The following medication recommendations are from the NICE guideline on MND. For dosages please refer to British National Formulary (BNF).
- Consider a trial of antimuscarinic medicine as the first-line treatment, eg hyoscine (tablets or transdermal patches – be aware of the possible side effect of causing confusion in the elderly) glycopyrronium bromide (glycopyrrolate).
- Consider glycopyrrolate as the first-line treatment for sialorrhoea in people with MND who have cognitive impairment, because it has fewer central nervous system side effects.
- If first-line treatment for sialorrhoea is not effective, not tolerated or is contraindicated, consider referral to a specialist service for Botulinum toxin A.
Be aware that treatment with Botulinum Toxin A may have the side effect of increasing dysphagia, so some suggest only resorting to botulinum toxin injections if the person already has enteral feeding in situ. Botulinum toxin should only be administered by specialist practitioners
Another possible treatment for excessive, watery saliva is the use of radiotherapy to destroy part of the salivary glands.

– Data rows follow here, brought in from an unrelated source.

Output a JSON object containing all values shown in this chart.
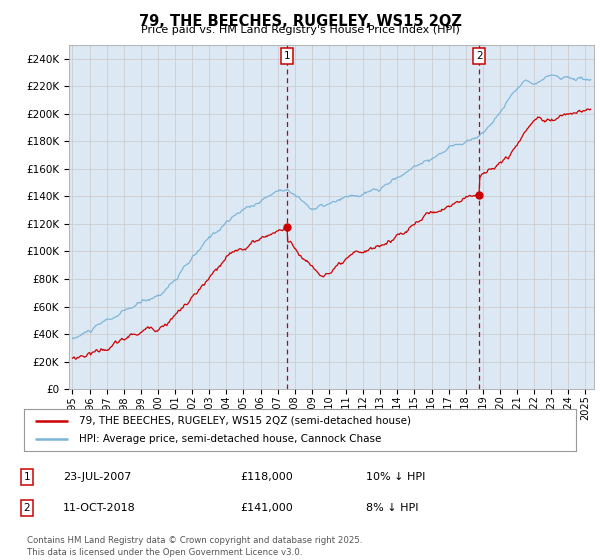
{
  "title": "79, THE BEECHES, RUGELEY, WS15 2QZ",
  "subtitle": "Price paid vs. HM Land Registry's House Price Index (HPI)",
  "legend_line1": "79, THE BEECHES, RUGELEY, WS15 2QZ (semi-detached house)",
  "legend_line2": "HPI: Average price, semi-detached house, Cannock Chase",
  "marker1_date_label": "23-JUL-2007",
  "marker1_price": 118000,
  "marker1_pct": "10% ↓ HPI",
  "marker1_x": 2007.55,
  "marker1_y": 118000,
  "marker2_date_label": "11-OCT-2018",
  "marker2_price": 141000,
  "marker2_pct": "8% ↓ HPI",
  "marker2_x": 2018.78,
  "marker2_y": 141000,
  "hpi_color": "#7ab4d8",
  "price_color": "#cc0000",
  "background_color": "#dce9f5",
  "ylabel_ticks": [
    "£0",
    "£20K",
    "£40K",
    "£60K",
    "£80K",
    "£100K",
    "£120K",
    "£140K",
    "£160K",
    "£180K",
    "£200K",
    "£220K",
    "£240K"
  ],
  "ylim": [
    0,
    250000
  ],
  "xlim_start": 1994.8,
  "xlim_end": 2025.5,
  "footer": "Contains HM Land Registry data © Crown copyright and database right 2025.\nThis data is licensed under the Open Government Licence v3.0."
}
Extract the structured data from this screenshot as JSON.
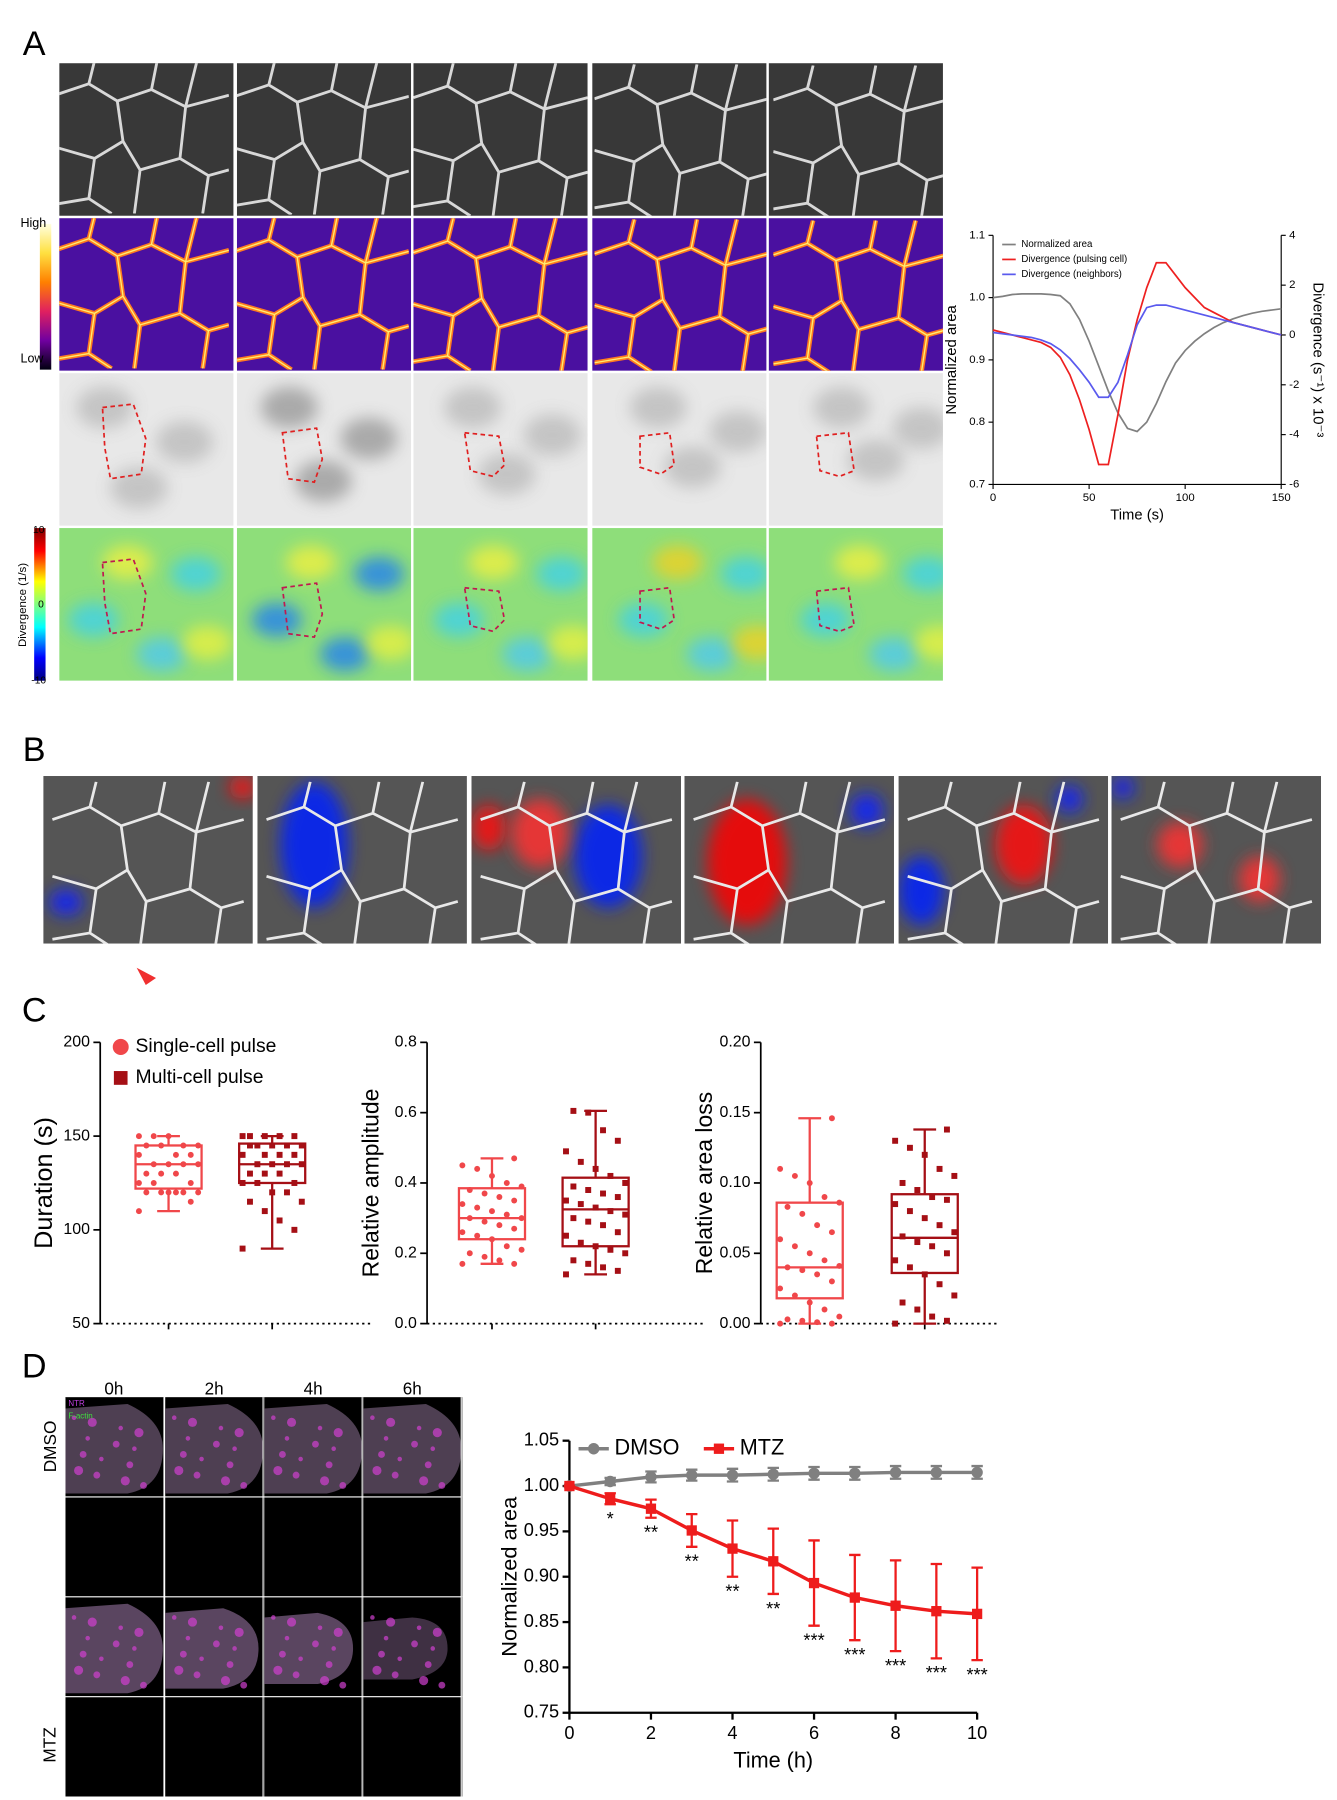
{
  "figure": {
    "panel_labels": [
      "A",
      "B",
      "C",
      "D"
    ],
    "fire_colorbar": {
      "high": "High",
      "low": "Low"
    },
    "divergence_colorbar": {
      "label": "Divergence (1/s)",
      "ticks": [
        10,
        0,
        -10
      ]
    },
    "time_series_images": {
      "columns": [
        "0h",
        "2h",
        "4h",
        "6h"
      ],
      "rows": [
        "DMSO",
        "MTZ"
      ],
      "channels": [
        "NTR",
        "F-actin"
      ]
    }
  },
  "chart_data": [
    {
      "type": "line",
      "x": [
        0,
        5,
        10,
        15,
        20,
        25,
        30,
        35,
        40,
        45,
        50,
        55,
        60,
        65,
        70,
        75,
        80,
        85,
        90,
        95,
        100,
        105,
        110,
        115,
        120,
        125,
        130,
        135,
        140,
        145,
        150
      ],
      "xlim": [
        0,
        150
      ],
      "xticks": [
        0,
        50,
        100,
        150
      ],
      "ylim": [
        0.7,
        1.1
      ],
      "yticks": [
        0.7,
        0.8,
        0.9,
        {
          "value": 1,
          "label": "1.0"
        },
        1.1
      ],
      "y2lim": [
        -6,
        4
      ],
      "y2ticks": [
        -6,
        -4,
        -2,
        0,
        2,
        4
      ],
      "xlabel": "Time (s)",
      "ylabel": "Normalized area",
      "y2label": "Divergence (s⁻¹) x 10⁻³",
      "legend": "upper left",
      "series": [
        {
          "name": "Normalized area",
          "color": "#808080",
          "values": [
            1.0,
            1.002,
            1.005,
            1.006,
            1.006,
            1.006,
            1.005,
            1.003,
            0.99,
            0.965,
            0.93,
            0.89,
            0.85,
            0.815,
            0.79,
            0.785,
            0.8,
            0.83,
            0.865,
            0.895,
            0.915,
            0.93,
            0.942,
            0.952,
            0.96,
            0.966,
            0.971,
            0.975,
            0.978,
            0.98,
            0.982
          ]
        },
        {
          "name": "Divergence (pulsing cell)",
          "color": "#ee2020",
          "axis": "y2",
          "values": [
            0.2,
            0.1,
            0,
            -0.1,
            -0.2,
            -0.3,
            -0.5,
            -0.9,
            -1.6,
            -2.6,
            -3.8,
            -5.2,
            -5.2,
            -3.2,
            -1.0,
            0.6,
            1.9,
            2.9,
            2.9,
            2.4,
            1.9,
            1.5,
            1.1,
            0.9,
            0.7,
            0.5,
            0.4,
            0.3,
            0.2,
            0.1,
            0.0
          ]
        },
        {
          "name": "Divergence (neighbors)",
          "color": "#5a5aee",
          "axis": "y2",
          "values": [
            0.1,
            0.05,
            0,
            -0.05,
            -0.1,
            -0.2,
            -0.35,
            -0.6,
            -0.95,
            -1.4,
            -1.9,
            -2.5,
            -2.5,
            -1.9,
            -0.8,
            0.4,
            1.1,
            1.2,
            1.2,
            1.1,
            1.0,
            0.9,
            0.8,
            0.7,
            0.6,
            0.5,
            0.4,
            0.3,
            0.2,
            0.1,
            0.0
          ]
        }
      ]
    },
    {
      "type": "box",
      "ylim": [
        50,
        200
      ],
      "yticks": [
        50,
        100,
        150,
        200
      ],
      "ylabel": "Duration (s)",
      "legend": "upper left",
      "series": [
        {
          "name": "Single-cell pulse",
          "color": "#f0474a",
          "marker": "circle",
          "min": 110,
          "q1": 122,
          "median": 135,
          "q3": 145,
          "max": 150,
          "points": [
            110,
            115,
            120,
            120,
            120,
            120,
            120,
            120,
            125,
            125,
            125,
            130,
            130,
            130,
            135,
            135,
            135,
            135,
            140,
            140,
            140,
            145,
            145,
            145,
            145,
            150,
            150,
            150
          ]
        },
        {
          "name": "Multi-cell pulse",
          "color": "#a50f15",
          "marker": "square",
          "min": 90,
          "q1": 125,
          "median": 135,
          "q3": 146,
          "max": 150,
          "points": [
            90,
            100,
            105,
            110,
            115,
            115,
            120,
            120,
            125,
            125,
            125,
            130,
            130,
            130,
            135,
            135,
            135,
            135,
            140,
            140,
            140,
            140,
            145,
            145,
            145,
            145,
            145,
            150,
            150,
            150,
            150,
            150
          ]
        }
      ]
    },
    {
      "type": "box",
      "ylim": [
        0,
        0.8
      ],
      "yticks": [
        {
          "value": 0,
          "label": "0.0"
        },
        0.2,
        0.4,
        0.6,
        0.8
      ],
      "ylabel": "Relative amplitude",
      "series": [
        {
          "color": "#f0474a",
          "marker": "circle",
          "min": 0.17,
          "q1": 0.24,
          "median": 0.3,
          "q3": 0.385,
          "max": 0.47,
          "points": [
            0.17,
            0.17,
            0.18,
            0.19,
            0.2,
            0.21,
            0.22,
            0.24,
            0.25,
            0.26,
            0.27,
            0.28,
            0.29,
            0.3,
            0.3,
            0.31,
            0.32,
            0.33,
            0.34,
            0.35,
            0.36,
            0.37,
            0.38,
            0.39,
            0.4,
            0.42,
            0.44,
            0.45,
            0.47
          ]
        },
        {
          "color": "#a50f15",
          "marker": "square",
          "min": 0.14,
          "q1": 0.22,
          "median": 0.325,
          "q3": 0.415,
          "max": 0.605,
          "points": [
            0.14,
            0.15,
            0.16,
            0.17,
            0.18,
            0.2,
            0.21,
            0.22,
            0.23,
            0.25,
            0.26,
            0.28,
            0.29,
            0.3,
            0.31,
            0.32,
            0.33,
            0.34,
            0.35,
            0.36,
            0.37,
            0.38,
            0.39,
            0.4,
            0.42,
            0.44,
            0.46,
            0.49,
            0.52,
            0.55,
            0.6,
            0.605
          ]
        }
      ]
    },
    {
      "type": "box",
      "ylim": [
        0,
        0.2
      ],
      "yticks": [
        {
          "value": 0,
          "label": "0.00"
        },
        0.05,
        {
          "value": 0.1,
          "label": "0.10"
        },
        0.15,
        {
          "value": 0.2,
          "label": "0.20"
        }
      ],
      "ylabel": "Relative area loss",
      "series": [
        {
          "color": "#f0474a",
          "marker": "circle",
          "min": 0,
          "q1": 0.018,
          "median": 0.04,
          "q3": 0.086,
          "max": 0.146,
          "points": [
            0,
            0,
            0.001,
            0.002,
            0.003,
            0.005,
            0.01,
            0.015,
            0.02,
            0.025,
            0.03,
            0.035,
            0.038,
            0.04,
            0.041,
            0.045,
            0.05,
            0.055,
            0.06,
            0.065,
            0.07,
            0.078,
            0.083,
            0.086,
            0.09,
            0.1,
            0.105,
            0.11,
            0.146
          ]
        },
        {
          "color": "#a50f15",
          "marker": "square",
          "min": 0,
          "q1": 0.036,
          "median": 0.061,
          "q3": 0.092,
          "max": 0.138,
          "points": [
            0,
            0.002,
            0.005,
            0.01,
            0.015,
            0.02,
            0.028,
            0.035,
            0.04,
            0.045,
            0.05,
            0.055,
            0.058,
            0.062,
            0.065,
            0.07,
            0.075,
            0.08,
            0.085,
            0.088,
            0.09,
            0.095,
            0.1,
            0.105,
            0.11,
            0.12,
            0.125,
            0.13,
            0.138
          ]
        }
      ]
    },
    {
      "type": "line",
      "x": [
        0,
        1,
        2,
        3,
        4,
        5,
        6,
        7,
        8,
        9,
        10
      ],
      "xlim": [
        0,
        10
      ],
      "xticks": [
        0,
        2,
        4,
        6,
        8,
        10
      ],
      "ylim": [
        0.75,
        1.05
      ],
      "yticks": [
        0.75,
        {
          "value": 0.8,
          "label": "0.80"
        },
        0.85,
        {
          "value": 0.9,
          "label": "0.90"
        },
        0.95,
        {
          "value": 1,
          "label": "1.00"
        },
        1.05
      ],
      "xlabel": "Time (h)",
      "ylabel": "Normalized area",
      "legend": "top",
      "series": [
        {
          "name": "DMSO",
          "color": "#808080",
          "marker": "circle",
          "values": [
            1.0,
            1.005,
            1.01,
            1.012,
            1.012,
            1.013,
            1.014,
            1.014,
            1.015,
            1.015,
            1.015
          ],
          "errors": [
            0,
            0.004,
            0.006,
            0.006,
            0.007,
            0.007,
            0.007,
            0.007,
            0.007,
            0.007,
            0.007
          ]
        },
        {
          "name": "MTZ",
          "color": "#ee1c1c",
          "marker": "square",
          "values": [
            1.0,
            0.986,
            0.975,
            0.951,
            0.931,
            0.917,
            0.893,
            0.877,
            0.868,
            0.862,
            0.859
          ],
          "errors": [
            0,
            0.006,
            0.01,
            0.018,
            0.031,
            0.036,
            0.047,
            0.047,
            0.05,
            0.052,
            0.051
          ],
          "annotations": [
            null,
            "*",
            "**",
            "**",
            "**",
            "**",
            "***",
            "***",
            "***",
            "***",
            "***"
          ]
        }
      ]
    }
  ]
}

Portable oral suction units are helpful if saliva builds up in the mouth.
- Review all current medicines, especially any treatments for sialorrhoea.
- Provide advice on swallowing, diet, posture, positioning, suctioning, hydration and pay attention to oral hygiene – consult district nurse.
- Consider treatment with humidification, nebulisers and carbocisteine. Carbocisteine is available as capsules or liquid, which can be administered via a feeding tube.
- Dosage of medication should be checked by a prescribing professional and changed if needed.
- Preparations such as artificial saliva sprays or gels, for example Aquoral, Biotene Oralbalance or Xerotin, can help to relieve a dry mouth. They also help to reduce odour-causing bacteria. These treatments are given using a swab around the mouth before meals or at bedtime. Some of these items are available without a prescription.
- Oral hygiene should also be checked. A district nurse may be able to help with this. The teeth, tongue and gum margins should be cleaned regularly and especially before oral medication is given.
- The amount of fluid taken in by the person with MND should be increased, whether orally or through a feeding tube. A dietitian can advise on ways to increase fluid intake.
- Some people have found that, particularly at night, rapeseed or groundnut oil (where appropriate) or ghee can be used as a lubricant when swabbed around the mouth.